Because I want it to be silent.

I did solve it today though. I got one of these and it was enough to boot the PC.
Thanks everyone!
 

1. Why won't my PC boot after installing a new fan?

There could be several reasons for this issue. One possibility is that the new fan is not compatible with your motherboard. Another possibility is that the fan is not properly connected to the motherboard or is not receiving enough power.

2. How can I determine if the new fan is compatible with my motherboard?

You can check the specifications of your motherboard and compare them to the specifications of the new fan. Make sure to check for compatibility in terms of voltage, connector type, and size.

3. How do I properly connect the new fan to the motherboard?

The new fan should be connected to the CPU_FAN header on the motherboard.

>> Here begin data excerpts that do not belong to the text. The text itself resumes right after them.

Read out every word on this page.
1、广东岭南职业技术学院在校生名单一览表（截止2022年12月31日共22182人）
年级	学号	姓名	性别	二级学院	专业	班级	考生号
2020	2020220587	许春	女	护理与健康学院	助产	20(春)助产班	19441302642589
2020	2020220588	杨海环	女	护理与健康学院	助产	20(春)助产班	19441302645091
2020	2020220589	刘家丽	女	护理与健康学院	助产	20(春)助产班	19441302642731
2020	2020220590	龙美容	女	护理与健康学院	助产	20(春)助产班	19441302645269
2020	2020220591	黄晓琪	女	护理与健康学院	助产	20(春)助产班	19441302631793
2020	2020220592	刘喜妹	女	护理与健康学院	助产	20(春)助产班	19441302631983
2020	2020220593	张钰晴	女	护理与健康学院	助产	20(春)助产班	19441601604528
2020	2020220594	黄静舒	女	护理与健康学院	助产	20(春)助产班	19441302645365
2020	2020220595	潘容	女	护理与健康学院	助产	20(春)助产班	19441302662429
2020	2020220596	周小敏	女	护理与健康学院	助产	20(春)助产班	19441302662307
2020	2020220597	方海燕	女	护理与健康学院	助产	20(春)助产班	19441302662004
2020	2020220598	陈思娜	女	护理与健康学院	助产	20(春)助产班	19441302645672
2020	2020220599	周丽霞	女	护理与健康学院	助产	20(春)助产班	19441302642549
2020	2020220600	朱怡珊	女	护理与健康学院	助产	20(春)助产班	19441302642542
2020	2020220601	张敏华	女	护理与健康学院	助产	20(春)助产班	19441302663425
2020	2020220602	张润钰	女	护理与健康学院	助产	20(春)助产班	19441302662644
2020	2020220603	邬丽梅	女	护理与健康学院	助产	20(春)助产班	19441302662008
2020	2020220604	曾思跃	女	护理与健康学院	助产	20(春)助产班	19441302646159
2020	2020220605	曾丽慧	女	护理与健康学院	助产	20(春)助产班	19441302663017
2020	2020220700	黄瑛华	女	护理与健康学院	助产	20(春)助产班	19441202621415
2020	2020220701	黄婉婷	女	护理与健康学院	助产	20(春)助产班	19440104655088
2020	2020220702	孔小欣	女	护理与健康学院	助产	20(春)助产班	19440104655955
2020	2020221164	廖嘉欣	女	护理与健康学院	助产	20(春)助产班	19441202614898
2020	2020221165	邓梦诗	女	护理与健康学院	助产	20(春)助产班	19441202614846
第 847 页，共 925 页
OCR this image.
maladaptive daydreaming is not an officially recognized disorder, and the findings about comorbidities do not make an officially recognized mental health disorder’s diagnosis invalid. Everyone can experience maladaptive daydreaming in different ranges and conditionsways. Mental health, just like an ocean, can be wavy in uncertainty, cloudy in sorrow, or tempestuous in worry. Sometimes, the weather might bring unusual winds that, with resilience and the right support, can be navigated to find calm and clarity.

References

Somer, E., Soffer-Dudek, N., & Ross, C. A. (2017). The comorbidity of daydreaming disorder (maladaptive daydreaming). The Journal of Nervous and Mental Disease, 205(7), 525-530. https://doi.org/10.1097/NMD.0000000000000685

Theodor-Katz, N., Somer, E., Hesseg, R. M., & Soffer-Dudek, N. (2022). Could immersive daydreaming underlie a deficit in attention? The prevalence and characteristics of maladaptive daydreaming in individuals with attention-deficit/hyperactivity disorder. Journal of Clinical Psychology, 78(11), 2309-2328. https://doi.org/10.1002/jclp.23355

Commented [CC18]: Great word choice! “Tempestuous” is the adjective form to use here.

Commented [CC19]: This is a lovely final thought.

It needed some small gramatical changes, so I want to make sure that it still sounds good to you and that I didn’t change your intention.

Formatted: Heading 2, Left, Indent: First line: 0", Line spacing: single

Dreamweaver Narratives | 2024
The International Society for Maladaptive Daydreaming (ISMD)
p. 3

Make sure that the fan is securely plugged in and that the connection is not loose.

4. Can I add more current to the CPU_FAN connection?

No, you should not attempt to add more current to the CPU_FAN connection. This can potentially damage your motherboard and other components. Instead, check the specifications of your fan and make sure it is compatible with your motherboard.

5. Is it possible that the new fan is defective?

Yes, it is possible that the new fan is defective. If you have gone through all the troubleshooting steps and the fan is still not working, you may need to get a replacement fan. Make sure to check the warranty and return policy of the fan before purchasing.